The GPs worked close to surgeries run by Shipman in Hyde, Greater Manchester.
It is alleged they failed to notice the doctor's unusually high death rates when counter-signing cremation forms.
Doctors Peter Bennett, Susan Booth, Jeremy Dirckze, Stephen Farrar, Alastair MacGillivray and Rajesh Patel all face charges of serious misconduct.
All the doctors, except Dr Booth, attended a GMC disciplinary hearing, which opened in Manchester on Monday.
They were criticised by Dame Janet Smith, chairman of the Shipman Inquiry, set up to investigate the doctor's 23-year killing spree.
Shipman was jailed for life in January 2000 for 15 counts of murder, but is now believed to have killed at least 200 further patients.
He was found hanged in his cell at Wakefield Prison in January.

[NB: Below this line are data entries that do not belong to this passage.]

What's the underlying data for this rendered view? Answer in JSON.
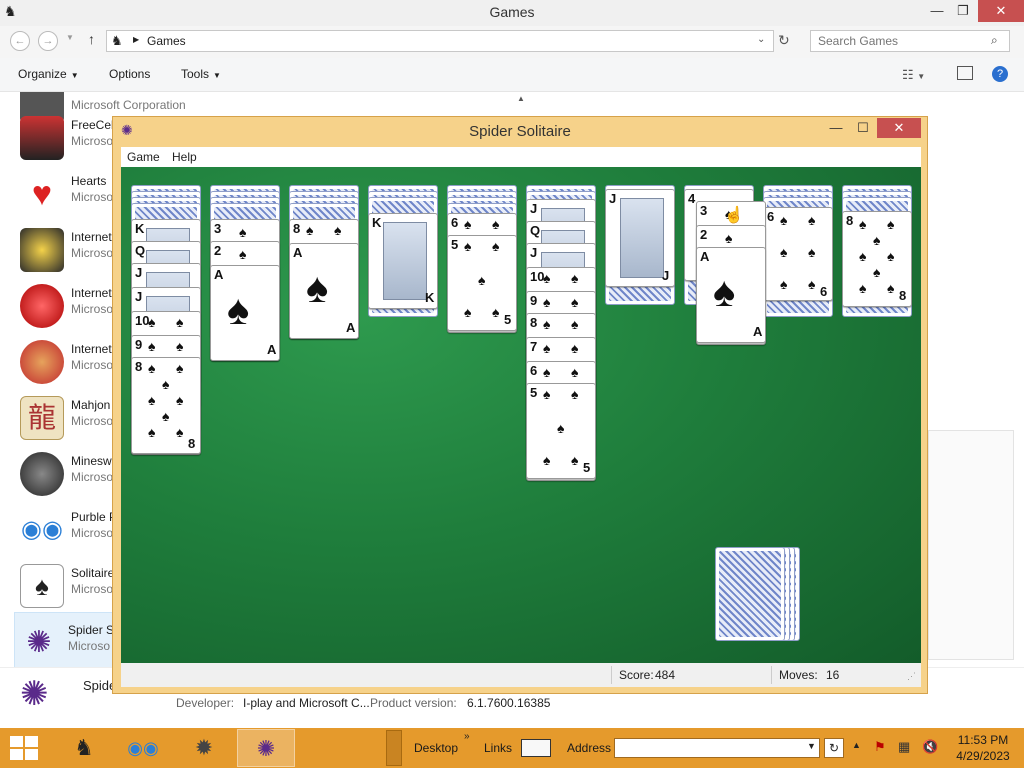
{
  "explorer": {
    "title": "Games",
    "breadcrumb": "Games",
    "search_placeholder": "Search Games",
    "commands": [
      "Organize",
      "Options",
      "Tools"
    ],
    "games": [
      {
        "name": "",
        "publisher": "Microsoft Corporation",
        "icon": "chess-icon"
      },
      {
        "name": "FreeCell",
        "publisher": "Microso",
        "icon": "freecell-icon"
      },
      {
        "name": "Hearts",
        "publisher": "Microso",
        "icon": "hearts-icon"
      },
      {
        "name": "Internet",
        "publisher": "Microso",
        "icon": "internet-backgammon-icon"
      },
      {
        "name": "Internet",
        "publisher": "Microso",
        "icon": "internet-checkers-icon"
      },
      {
        "name": "Internet",
        "publisher": "Microso",
        "icon": "internet-spades-icon"
      },
      {
        "name": "Mahjon",
        "publisher": "Microso",
        "icon": "mahjong-icon"
      },
      {
        "name": "Minesw",
        "publisher": "Microso",
        "icon": "minesweeper-icon"
      },
      {
        "name": "Purble P",
        "publisher": "Microso",
        "icon": "purble-place-icon"
      },
      {
        "name": "Solitaire",
        "publisher": "Microso",
        "icon": "solitaire-icon"
      },
      {
        "name": "Spider S",
        "publisher": "Microso",
        "icon": "spider-solitaire-icon"
      }
    ],
    "details": {
      "name": "Spide",
      "developer_label": "Developer:",
      "developer_value": "I-play and Microsoft C...",
      "product_version_label": "Product version:",
      "product_version_value": "6.1.7600.16385"
    }
  },
  "spider": {
    "title": "Spider Solitaire",
    "menu": [
      "Game",
      "Help"
    ],
    "status": {
      "score_label": "Score:",
      "score_value": "484",
      "moves_label": "Moves:",
      "moves_value": "16"
    }
  },
  "taskbar": {
    "desktop_label": "Desktop",
    "links_label": "Links",
    "address_label": "Address",
    "time": "11:53 PM",
    "date": "4/29/2023"
  }
}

The doctors counter-signed a total of 240 cremation forms for Shipman over 18 years - 124 of these patients were later ruled to have been unlawfully killed.
Lack of care
The hearing heard that the circumstances surrounding the death of many patients should have led to the involvement of a coroner, but instead, because the doctors had completed the necessary form, their bodies were released for cremation.
Nigel Grundy, for the GMC, said the doctors should have noted the "extraordinary coincidence" of the circumstances surrounding the deaths of Shipman's patients.
He said: "In each case we submit the alarm bells should have been ringing and they ought to have done something about it - either report it to the coroner, police or the GMC.
"At the very very least (they should have) reviewed the Form B of Dr Shipman's with particular care thereafter."
The doctors were based at the Clarendon House and Brooke practices, close to Shipman's Donneybrook and Market Street surgeries.
A seventh doctor, consultant pathologist Dr David Bee, 74, of Stockport, Cheshire, was last month found to have made mistakes in his post mortem examination of one of Shipman's patients.
These were not deemed to constitute serious professional misconduct. However, the Council for Healthcare Regulatory Excellence is currently reviewing that decision.
The doctors each deny a charge of serious professional misconduct.